What did they see? We have heard the story of the Twelve men who set aside their livelihoods, who were invited to give what they had to the poor and follow Him. Their task was to take up a Cross daily, and the Cross was the most hated symbol in the Jewish imagination, used only a short generation ago as an instrument of heinous terror upon the Jewish nation. Yet, they would follow this Man who issued so strange an invitation. He enjoined them to give of themselves completely, in like measure to take for themselves...nothing at all.
We shrink to imagine how we might have fared through this three-year course of study and preparation. And how they fared is the stuff of legend. For which stories, I ask you, in the history of printing and story-telling, have been more widely circulated? In the nearly five-century production of books, we know which one is the bestseller. So it is widely known that they did not fare well.

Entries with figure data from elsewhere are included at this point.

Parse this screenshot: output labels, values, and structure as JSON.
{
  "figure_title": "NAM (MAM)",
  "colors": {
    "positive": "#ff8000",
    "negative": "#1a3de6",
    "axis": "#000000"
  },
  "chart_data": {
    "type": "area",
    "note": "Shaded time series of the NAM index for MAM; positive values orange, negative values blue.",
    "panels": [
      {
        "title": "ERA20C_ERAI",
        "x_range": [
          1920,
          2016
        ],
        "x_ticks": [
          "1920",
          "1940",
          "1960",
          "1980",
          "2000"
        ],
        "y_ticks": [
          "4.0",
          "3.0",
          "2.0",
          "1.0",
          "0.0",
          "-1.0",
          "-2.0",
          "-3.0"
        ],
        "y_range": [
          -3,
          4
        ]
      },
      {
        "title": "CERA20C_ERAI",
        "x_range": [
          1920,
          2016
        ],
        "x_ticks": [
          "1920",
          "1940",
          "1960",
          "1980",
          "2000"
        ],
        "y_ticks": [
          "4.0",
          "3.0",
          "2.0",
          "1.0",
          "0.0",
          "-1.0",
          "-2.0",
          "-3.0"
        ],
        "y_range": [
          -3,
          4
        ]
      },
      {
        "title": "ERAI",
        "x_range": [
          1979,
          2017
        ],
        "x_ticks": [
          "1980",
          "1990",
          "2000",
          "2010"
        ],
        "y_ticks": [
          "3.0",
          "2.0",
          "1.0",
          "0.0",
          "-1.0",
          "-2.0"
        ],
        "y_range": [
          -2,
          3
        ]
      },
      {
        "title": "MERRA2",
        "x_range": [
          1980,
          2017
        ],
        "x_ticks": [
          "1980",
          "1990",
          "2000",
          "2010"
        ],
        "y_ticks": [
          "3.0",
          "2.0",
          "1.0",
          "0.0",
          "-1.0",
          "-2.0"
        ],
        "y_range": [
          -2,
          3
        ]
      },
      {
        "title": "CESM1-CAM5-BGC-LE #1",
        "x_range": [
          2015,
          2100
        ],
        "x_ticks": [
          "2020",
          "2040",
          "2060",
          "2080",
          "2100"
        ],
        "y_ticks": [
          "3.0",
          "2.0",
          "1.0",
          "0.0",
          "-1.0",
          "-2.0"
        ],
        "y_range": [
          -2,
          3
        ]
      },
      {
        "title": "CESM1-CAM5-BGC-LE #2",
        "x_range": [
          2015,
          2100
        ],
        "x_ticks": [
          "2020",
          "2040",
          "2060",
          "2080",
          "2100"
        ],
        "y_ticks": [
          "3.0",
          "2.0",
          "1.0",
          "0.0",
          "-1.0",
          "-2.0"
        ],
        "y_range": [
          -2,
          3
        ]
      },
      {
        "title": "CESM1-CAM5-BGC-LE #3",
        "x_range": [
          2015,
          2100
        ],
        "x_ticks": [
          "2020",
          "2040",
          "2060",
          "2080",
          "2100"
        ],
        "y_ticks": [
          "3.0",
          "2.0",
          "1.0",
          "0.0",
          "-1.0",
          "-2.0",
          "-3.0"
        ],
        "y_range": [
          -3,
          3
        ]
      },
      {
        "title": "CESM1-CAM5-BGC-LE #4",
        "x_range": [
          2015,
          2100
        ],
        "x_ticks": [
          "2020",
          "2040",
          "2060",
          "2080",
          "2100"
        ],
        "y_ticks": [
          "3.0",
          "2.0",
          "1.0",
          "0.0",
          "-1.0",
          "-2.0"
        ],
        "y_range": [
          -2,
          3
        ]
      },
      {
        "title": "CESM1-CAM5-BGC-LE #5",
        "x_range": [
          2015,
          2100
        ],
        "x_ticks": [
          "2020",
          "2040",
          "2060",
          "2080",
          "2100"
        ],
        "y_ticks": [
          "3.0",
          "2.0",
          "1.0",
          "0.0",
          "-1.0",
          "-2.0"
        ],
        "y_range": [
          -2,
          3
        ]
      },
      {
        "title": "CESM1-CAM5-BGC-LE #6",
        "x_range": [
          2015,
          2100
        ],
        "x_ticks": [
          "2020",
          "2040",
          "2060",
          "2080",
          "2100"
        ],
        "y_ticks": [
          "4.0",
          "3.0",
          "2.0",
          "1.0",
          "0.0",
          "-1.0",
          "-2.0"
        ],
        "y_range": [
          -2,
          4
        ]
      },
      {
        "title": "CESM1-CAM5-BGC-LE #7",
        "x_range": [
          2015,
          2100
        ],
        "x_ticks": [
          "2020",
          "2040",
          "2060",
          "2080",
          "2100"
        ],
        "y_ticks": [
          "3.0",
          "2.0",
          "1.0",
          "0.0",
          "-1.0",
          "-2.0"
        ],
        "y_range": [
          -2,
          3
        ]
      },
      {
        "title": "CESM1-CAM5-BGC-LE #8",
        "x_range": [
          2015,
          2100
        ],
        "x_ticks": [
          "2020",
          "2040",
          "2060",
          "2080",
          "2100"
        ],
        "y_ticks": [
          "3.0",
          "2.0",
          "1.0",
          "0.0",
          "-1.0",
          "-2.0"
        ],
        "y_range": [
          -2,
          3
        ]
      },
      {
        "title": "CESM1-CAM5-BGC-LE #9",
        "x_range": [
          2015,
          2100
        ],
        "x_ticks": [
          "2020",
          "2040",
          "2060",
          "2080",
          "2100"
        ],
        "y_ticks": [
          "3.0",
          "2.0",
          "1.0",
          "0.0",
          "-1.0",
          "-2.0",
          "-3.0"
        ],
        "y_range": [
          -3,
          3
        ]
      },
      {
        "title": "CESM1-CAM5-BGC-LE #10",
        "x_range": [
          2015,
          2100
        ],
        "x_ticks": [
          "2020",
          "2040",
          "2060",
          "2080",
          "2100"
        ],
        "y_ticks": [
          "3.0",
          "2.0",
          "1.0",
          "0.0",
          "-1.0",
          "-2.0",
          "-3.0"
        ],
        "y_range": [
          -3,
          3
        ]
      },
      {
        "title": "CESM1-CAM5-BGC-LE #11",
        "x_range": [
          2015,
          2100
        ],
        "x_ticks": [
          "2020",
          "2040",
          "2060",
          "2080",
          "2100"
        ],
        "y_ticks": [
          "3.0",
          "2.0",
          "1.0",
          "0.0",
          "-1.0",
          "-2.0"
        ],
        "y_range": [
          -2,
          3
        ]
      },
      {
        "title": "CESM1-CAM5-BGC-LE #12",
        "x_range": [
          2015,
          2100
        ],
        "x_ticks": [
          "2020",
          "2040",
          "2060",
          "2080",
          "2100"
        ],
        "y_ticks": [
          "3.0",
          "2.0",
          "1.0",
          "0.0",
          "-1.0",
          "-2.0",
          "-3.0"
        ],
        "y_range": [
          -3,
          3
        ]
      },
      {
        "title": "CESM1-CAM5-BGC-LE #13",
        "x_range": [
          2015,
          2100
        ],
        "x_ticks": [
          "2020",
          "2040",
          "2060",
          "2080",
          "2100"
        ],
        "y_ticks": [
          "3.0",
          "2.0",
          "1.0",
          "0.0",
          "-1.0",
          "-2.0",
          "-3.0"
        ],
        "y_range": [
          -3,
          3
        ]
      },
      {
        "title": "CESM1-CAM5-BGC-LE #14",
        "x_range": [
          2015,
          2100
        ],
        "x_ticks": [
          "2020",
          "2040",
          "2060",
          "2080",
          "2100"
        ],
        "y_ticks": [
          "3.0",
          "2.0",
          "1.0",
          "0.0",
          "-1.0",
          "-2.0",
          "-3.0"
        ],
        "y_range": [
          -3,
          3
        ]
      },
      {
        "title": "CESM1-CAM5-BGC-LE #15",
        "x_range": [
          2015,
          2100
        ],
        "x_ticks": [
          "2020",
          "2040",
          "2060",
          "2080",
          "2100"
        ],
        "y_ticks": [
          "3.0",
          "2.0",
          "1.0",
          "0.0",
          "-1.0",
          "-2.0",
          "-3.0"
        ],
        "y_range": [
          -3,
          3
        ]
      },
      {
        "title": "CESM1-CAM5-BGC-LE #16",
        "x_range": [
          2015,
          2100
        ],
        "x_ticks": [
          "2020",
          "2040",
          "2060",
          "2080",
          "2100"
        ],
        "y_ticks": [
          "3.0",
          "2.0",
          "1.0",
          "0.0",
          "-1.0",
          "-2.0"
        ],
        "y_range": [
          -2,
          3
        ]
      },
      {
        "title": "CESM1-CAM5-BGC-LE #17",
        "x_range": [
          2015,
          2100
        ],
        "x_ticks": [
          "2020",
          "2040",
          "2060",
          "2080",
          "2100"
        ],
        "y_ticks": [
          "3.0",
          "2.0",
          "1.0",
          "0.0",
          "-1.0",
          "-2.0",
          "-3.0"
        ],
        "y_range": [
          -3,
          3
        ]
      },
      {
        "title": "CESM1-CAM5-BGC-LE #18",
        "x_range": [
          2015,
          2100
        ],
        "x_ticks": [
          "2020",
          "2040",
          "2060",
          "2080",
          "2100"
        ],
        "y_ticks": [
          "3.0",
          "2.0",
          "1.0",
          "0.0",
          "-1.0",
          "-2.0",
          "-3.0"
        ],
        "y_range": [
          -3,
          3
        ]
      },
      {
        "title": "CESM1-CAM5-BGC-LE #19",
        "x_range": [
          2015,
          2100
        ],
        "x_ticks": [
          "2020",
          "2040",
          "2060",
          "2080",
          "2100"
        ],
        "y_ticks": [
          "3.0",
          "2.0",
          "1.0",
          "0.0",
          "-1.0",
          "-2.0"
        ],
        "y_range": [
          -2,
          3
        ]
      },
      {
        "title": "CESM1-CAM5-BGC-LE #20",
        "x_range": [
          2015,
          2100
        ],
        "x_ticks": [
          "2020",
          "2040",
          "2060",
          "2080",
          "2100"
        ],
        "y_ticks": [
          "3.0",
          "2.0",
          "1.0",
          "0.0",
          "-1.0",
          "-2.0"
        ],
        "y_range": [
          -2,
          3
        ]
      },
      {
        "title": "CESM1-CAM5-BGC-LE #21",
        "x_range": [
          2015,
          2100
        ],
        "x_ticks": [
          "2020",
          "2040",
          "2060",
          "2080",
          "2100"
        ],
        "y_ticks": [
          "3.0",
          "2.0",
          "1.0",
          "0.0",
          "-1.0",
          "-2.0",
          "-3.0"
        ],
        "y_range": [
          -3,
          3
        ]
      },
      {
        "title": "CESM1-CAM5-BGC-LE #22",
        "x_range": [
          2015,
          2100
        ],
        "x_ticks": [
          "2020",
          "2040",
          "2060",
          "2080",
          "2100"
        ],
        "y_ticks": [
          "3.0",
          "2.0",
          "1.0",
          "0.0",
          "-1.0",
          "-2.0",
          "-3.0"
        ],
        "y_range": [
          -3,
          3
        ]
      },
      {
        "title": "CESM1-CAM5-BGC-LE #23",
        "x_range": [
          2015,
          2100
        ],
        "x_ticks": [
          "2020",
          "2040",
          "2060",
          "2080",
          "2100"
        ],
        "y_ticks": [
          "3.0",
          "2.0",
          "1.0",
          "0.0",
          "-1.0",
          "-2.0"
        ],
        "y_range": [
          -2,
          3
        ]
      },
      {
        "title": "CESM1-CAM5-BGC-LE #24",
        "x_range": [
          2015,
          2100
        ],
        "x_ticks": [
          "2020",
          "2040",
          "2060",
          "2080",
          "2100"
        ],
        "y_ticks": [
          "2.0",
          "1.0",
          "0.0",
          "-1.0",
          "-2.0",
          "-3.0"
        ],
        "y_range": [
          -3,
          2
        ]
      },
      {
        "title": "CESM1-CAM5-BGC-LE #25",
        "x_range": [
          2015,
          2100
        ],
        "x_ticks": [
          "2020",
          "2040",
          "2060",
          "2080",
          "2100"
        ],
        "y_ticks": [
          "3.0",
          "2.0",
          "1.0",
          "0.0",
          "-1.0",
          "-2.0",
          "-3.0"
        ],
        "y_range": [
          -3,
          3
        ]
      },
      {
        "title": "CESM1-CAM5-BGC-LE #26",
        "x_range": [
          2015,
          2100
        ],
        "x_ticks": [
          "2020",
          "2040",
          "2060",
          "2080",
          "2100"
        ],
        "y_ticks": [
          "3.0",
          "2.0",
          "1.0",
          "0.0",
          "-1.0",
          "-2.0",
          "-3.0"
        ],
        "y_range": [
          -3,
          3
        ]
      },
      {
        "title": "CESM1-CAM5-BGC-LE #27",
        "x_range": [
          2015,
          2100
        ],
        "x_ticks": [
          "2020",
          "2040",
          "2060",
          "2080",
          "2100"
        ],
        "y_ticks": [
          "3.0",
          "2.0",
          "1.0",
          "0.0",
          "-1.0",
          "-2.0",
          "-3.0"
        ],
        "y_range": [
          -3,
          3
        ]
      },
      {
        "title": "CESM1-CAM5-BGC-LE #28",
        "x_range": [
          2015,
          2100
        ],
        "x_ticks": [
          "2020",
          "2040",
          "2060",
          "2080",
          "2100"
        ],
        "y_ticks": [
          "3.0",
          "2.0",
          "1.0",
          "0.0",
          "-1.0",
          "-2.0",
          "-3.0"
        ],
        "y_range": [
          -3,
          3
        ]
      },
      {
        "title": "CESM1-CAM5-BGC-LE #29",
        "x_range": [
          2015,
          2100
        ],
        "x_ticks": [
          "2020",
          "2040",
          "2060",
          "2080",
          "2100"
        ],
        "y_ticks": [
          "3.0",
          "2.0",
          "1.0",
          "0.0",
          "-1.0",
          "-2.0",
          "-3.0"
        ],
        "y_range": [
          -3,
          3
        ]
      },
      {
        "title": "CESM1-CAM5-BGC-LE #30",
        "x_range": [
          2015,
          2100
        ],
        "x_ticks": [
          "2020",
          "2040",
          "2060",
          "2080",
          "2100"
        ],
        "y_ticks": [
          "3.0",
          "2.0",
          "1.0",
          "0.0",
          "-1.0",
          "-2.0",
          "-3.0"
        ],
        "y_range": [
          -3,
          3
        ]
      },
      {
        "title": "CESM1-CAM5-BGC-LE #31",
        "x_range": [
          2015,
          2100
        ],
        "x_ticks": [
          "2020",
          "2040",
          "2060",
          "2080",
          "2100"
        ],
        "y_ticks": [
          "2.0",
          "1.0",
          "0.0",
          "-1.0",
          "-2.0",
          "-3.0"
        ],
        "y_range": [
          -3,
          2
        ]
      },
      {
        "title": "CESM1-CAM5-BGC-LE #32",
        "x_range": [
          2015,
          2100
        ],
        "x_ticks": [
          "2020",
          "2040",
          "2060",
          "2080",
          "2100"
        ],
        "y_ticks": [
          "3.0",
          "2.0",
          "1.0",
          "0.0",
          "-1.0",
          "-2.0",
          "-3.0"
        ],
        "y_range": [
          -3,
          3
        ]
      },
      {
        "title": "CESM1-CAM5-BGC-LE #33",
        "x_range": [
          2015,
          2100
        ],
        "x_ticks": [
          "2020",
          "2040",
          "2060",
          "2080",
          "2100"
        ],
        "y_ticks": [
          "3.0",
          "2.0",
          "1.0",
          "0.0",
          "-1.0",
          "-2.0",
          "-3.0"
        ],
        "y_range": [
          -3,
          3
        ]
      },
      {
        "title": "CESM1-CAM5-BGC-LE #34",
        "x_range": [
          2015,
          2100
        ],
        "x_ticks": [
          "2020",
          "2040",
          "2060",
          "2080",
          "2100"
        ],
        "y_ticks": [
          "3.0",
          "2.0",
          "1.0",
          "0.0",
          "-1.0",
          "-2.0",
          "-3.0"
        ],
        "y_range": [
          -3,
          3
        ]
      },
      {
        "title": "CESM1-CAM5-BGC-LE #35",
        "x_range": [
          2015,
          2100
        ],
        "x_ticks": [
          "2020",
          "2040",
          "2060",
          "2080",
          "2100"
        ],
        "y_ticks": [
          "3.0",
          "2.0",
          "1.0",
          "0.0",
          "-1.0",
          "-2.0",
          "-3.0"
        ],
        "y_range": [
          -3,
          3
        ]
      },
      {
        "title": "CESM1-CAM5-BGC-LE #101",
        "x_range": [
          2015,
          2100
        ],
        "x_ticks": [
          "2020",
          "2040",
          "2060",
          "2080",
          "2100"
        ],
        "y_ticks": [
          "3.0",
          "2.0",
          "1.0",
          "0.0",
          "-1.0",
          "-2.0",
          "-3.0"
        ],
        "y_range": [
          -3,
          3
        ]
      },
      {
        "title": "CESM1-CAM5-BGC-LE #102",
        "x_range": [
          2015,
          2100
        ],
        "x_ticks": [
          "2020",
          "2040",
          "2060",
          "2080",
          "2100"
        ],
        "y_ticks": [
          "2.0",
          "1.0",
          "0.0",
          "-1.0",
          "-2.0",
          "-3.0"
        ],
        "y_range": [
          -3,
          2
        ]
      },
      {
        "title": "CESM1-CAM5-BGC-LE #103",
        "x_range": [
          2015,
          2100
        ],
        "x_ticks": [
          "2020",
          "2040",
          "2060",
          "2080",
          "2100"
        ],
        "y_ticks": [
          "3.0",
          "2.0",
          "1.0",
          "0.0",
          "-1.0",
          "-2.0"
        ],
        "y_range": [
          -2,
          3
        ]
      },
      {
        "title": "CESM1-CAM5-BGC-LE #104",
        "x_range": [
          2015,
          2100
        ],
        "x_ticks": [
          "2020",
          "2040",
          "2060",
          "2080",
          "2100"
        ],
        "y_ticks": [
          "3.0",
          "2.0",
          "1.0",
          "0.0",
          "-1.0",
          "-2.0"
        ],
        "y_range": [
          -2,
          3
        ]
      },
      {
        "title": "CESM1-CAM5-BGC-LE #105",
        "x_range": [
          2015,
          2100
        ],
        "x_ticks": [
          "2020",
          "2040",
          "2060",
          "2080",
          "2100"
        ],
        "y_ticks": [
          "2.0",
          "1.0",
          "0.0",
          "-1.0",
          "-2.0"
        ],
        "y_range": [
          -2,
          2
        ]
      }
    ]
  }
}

Consider the depiction of the sons of Zebedee, who engineer a private meeting with the Master. In a sense, all of the disciples are present as two attempt to claim rights and honors that all Twelve desire for themselves. Their opening sentence is outlandish:
"Teacher, we want you to do for us whatever we ask of you." (Mk 10:35) |
"Grant us to sit, one at your right hand and one at your left, in your glory." (Mk 10:37) |
He corrects them gently, "You do not know what you are asking." Then He asks them pointedly, and we imagine with some sorrow, "Are you able to drink the cup that I drink, or to be baptized with the baptism with which I am baptized?" And without thinking they reply instantly, "We are able."
The Markan Disciples repeatedly do not understand the Master, and the phrase describing them that gives it all away is, "they understood not that saying, and were afraid to ask him." It captures their entire entire discipleship, one long period of confusion, fear, and utter lack of groundedness. We know that their fear to ask does not lie in dread of His rebuke, for they freely mock Him with irony elsewhere in this Gospel. When the woman in the crowd touches the hem of His garment, they respond archly, "You see the crowd pressing around you, and yet you say, 'Who touched me?'" Elsewhere in Mark, we read that His mother and brothers sought to have Jesus arrested, when they heard that He was going about the country with a band of men claiming to be God's Son, for they thought He was a madman (Mark 3:21).
Peter, on whom he showered special honor, is offered faithfulness, but he chooses betrayal, even though he is warned in advance. Judas, whom he trusted with the ministry's treasury, is confronted — with all of confrontation's opportunities for confession, contrition, and forgiveness — but he chooses treachery. The apostles are bid to keep watch in the garden — not once but three times, yet they choose to sleep. And when He is arrested and taken away, they all attempt to slip back into the crowd, to disappear unnoticed, and, then, when the coast is clear, to run. By the Gospel accounts of Ss. Mark, Matthew, and Luke, Jesus is abandoned by all His disciples and is left to die on the Cross alone.
Sisters, I ask you, how is it that Christianity has survived? A convicted criminal and beggar is executed in a dusty corner of the Roman Empire 2000 years ago. He leaves behind no name, for He had no grave. He leaves no disciples, for they have all run. He leaves no body of writings, for He taught them only with the sacred instrument of divine breath. He leaves not a single record in the Roman archive, for He was beneath imperial contempt. And, at the point of death, His estate includes not even the clothes from his back. Yet, against all odds, all the ends of the earth, which have yet to be discovered, will fall down and worship Him. And generations yet to be born will declare His righteousness.
What did they see? What did they see after He was taken down from the Cross and laid in a tomb? What happened out there that might stir bumptious cowards, scared and running men who had lost their nerve, to reverse direction, take hold of themselves, and suddenly live heroically? What did they see that could possibly persuade timid men, confused boys, to become heroic? To become sober and unflinching heroes who were willing to tell their stories, stories that were filled with shameful content, and to a world that reverenced honor and valor? For nothing was more important in the Graeco-Roman world in which they were raised.
Yet, as the Acts of the Apostles record in a matter-of-fact speech, they exposed themselves to constant danger, to imprisonment, and finally to willing death. Our traditions teach that every one of them would be martyred. Only St. John, by some traditions, is said to have died of old age.
What did they see? What happened to them? Do we dare to follow? Amen.